How to extract bookmark titles represented using PDF text (i.e. Unicode)?

Aaron_Gravesdale · December 1, 2006, 12:11am

Q: We need to ::GetTitle() where titles are in unicode. How
to extract bookmark titles represented using PDF text (i.e. Unicode)?
Do you have any builtin functions to help convert a SDF:String to a
wchar?
----

A:

I assume that you encountered PDF-s that have bookmarks represented
using 'PDF Text' strings (section 3.8.1 'Text Strings' in PDF
Reference).

To go around this you can use Obj.GetBuffer() to check is the string
starts with Unicode header (0xFE,0xFF). If the buffer starts with
0xFE,0xFF you can directly convert subsequent bytes to Unicode.
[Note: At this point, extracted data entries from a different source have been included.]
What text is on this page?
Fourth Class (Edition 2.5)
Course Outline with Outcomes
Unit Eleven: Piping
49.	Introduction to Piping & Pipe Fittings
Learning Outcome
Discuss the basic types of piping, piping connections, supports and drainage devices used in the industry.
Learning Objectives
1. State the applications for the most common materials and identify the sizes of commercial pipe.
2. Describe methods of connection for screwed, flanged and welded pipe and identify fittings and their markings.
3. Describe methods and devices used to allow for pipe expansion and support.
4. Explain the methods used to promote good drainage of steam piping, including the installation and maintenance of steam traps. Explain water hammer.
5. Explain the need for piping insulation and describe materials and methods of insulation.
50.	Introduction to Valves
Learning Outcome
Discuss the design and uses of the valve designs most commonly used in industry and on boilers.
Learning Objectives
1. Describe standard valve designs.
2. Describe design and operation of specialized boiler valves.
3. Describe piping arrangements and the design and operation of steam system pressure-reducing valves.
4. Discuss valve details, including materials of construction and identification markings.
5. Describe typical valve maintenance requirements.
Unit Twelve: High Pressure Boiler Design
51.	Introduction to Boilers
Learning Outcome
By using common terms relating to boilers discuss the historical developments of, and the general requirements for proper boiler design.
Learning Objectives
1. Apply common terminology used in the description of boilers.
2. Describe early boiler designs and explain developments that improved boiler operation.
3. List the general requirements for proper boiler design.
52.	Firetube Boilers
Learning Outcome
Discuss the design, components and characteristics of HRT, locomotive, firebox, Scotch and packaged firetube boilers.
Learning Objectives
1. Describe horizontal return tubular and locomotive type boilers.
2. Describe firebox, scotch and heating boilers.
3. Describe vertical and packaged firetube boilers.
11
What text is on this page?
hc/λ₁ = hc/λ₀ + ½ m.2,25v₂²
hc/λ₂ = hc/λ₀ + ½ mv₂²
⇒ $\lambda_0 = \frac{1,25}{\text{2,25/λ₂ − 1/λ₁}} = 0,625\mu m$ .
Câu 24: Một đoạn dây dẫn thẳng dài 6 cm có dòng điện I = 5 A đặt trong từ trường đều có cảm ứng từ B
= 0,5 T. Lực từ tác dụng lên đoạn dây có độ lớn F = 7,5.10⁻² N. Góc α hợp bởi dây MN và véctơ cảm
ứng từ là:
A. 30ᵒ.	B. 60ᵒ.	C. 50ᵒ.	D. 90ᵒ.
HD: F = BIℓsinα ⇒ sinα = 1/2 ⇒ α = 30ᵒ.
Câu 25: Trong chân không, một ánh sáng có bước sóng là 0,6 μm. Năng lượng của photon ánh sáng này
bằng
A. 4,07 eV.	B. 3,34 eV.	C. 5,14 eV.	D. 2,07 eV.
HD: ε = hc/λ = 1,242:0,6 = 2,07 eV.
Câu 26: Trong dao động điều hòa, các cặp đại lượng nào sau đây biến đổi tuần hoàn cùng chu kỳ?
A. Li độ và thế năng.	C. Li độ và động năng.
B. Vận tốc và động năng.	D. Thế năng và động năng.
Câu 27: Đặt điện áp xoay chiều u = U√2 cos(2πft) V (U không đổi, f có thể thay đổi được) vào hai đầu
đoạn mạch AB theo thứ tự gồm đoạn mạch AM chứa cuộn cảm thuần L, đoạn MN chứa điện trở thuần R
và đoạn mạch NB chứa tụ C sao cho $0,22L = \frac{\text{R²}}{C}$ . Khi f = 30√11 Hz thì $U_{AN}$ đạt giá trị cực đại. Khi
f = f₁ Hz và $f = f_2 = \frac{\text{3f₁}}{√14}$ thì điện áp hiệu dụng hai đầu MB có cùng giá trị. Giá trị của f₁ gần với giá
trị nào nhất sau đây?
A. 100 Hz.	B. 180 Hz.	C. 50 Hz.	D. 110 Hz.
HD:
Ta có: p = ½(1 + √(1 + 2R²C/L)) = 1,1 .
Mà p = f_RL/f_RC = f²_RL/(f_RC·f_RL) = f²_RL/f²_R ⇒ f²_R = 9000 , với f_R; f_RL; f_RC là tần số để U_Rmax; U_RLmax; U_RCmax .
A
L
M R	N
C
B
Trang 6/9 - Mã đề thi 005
For
example, the buffer (obtained using Obj.GetBuffer()) containing
following data

0xFE, 0xFF, 0, 'H', 0, 'e', 0, 'l' 0, 'l', 0, 'o', 0, '!'

can be converted to "Hello!" Unicode string, by discarding the two byte
header (0xFE, 0xFF) and converting the rest of the buffer to Unicode
(e.g. using System.Text.UnicodeEncoding.GetString(obj.GetBuffer(), 2,
obj.Size()-2) method).

If the buffer does not start with 0xFE,0xFF you can use obj.GetStr() to
obtain the ASCII string.

I agree that this utility function would be very useful. I talked with
our developers and this feature (Str.GetAsUnicode() or similar) will be
available in the next PDFNet update.